I enjoy logic puzzles as much as just about anyone, but I enjoy them because of the ways that simple systems can reveal complex information. Save Patient Zero uses complex systems to reveal simple information, which feels like being told to take the long way around. To paraphrase Dr. Ian Malcolm, the game designers were so preoccupied with whether or not they could, they didn’t stop to think if they should.
(Save Patient Zero is intended to be played with an app that was not available at the time of this review. The game includes a substitute system if you wish to play without the app.)
Thought You’re With Your Uptown Friends
Art Robbery is quintessential, if not quite classic, Knizia. Following a series of heists, a collective of art thieves must divvy up their ill-gotten gains while being careful to shore up their individual alibis. Whoever makes off with the most loot after four rounds is the winner, but be careful; the player with the weakest alibi gets hauled away by the fuzz. A terrific theme.
The reality of the game is more abstract, as is often the case with Knizia, but he does manage to create the appropriate emotional space. Nine tokens with numbers between 0 and 5 are put in the middle of the table. Some have little white dots representing alibis. Players take turns playing cards that let them take a matching numbered token from the middle of the table or, if it has already been claimed, from the player who has it. Less “Take That!” and more “Gimme That!,” a distinction that I found surprisingly important.
Players are not entirely defenseless. For one, if someone takes the five from you, you can play a five on your turn and take it right back. Assuming you have one, of course. But there’s also the guard dog, a charming wooden silhouette of a Rottweiler that protects its owner’s chips. If someone tries to take my five and I have the guard dog, I can decide if I want them to take the chip or the dog.
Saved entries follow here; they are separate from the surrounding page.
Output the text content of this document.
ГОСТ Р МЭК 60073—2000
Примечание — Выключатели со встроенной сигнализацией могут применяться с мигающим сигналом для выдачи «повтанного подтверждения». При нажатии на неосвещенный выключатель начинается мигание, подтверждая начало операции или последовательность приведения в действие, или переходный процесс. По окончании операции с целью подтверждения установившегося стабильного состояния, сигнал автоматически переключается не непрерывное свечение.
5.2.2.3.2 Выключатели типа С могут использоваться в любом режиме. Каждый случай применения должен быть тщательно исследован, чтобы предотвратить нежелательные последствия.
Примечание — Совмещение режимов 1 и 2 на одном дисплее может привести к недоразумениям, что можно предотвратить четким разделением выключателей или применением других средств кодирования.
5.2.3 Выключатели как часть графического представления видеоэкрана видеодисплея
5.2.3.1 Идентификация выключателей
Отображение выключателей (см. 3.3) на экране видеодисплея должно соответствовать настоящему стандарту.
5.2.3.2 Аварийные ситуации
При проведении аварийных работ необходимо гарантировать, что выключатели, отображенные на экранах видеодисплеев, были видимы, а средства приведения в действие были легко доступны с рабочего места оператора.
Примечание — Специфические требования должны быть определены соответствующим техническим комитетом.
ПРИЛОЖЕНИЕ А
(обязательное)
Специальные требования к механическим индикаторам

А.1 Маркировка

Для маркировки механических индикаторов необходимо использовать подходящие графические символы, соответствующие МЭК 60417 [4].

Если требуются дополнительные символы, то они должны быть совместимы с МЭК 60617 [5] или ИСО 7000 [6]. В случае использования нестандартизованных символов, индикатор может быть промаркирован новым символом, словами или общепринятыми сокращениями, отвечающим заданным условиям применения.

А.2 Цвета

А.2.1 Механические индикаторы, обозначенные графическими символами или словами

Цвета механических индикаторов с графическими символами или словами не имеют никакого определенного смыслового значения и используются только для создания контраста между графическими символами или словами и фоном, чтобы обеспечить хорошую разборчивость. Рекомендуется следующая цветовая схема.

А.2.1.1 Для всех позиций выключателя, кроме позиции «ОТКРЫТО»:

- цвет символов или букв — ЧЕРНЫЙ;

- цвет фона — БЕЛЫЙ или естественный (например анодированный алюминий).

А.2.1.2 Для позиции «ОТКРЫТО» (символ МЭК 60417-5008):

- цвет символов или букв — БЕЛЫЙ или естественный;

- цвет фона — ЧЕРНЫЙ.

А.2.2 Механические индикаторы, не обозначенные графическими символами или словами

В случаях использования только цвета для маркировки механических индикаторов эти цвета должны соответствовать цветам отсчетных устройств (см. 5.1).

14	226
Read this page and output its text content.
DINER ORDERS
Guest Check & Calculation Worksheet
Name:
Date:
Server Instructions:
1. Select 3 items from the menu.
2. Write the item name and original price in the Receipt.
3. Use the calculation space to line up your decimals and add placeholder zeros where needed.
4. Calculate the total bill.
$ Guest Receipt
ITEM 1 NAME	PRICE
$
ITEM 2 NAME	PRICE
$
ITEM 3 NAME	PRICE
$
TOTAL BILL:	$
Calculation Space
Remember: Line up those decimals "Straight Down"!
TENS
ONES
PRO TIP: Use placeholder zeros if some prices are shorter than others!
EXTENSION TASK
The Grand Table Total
Knizia often incorporates tempo control into his designs, and Art Robbery is no exception. Each round ends when the last token is taken from the middle. Though the strategy is light, choosing whether to play for a token from the middle or from an opponent, and choosing when to do that, is a big part of the experience. Cards that let you take any chip that you want from the middle, and big point Boss tokens that are only worth points if you have the most valuable standard tokens, add to the tension.
The pace is snappy, the box is small, the rules are simple, and it’s deeply interactive, if a bit too chaotic above three players for my taste. If your play group won’t struggle with the feeling of constantly being stolen from—I don’t like Take That games and I think this is a blast— then you will likely find Art Robbery to be a delight.
Es könnte etwas größer sein
I love a heavy, complex game as much as anyone. That is not to say that Save Patient Zero is heavy, it’s not, but the approach feels like a result of the market’s trend towards the grandissimo. It is not a coincidence that, of these two titles, Art Robbery is the game that fundamentally achieves what it sets out to do. Of the two, it is the one that keeps things simple. With more and more games coming out to the market, it’s important that designers don’t lose sight of the difference between complexity and complication. While adding complications is one of the easiest ways to make your own version of something, it is seldom the best option.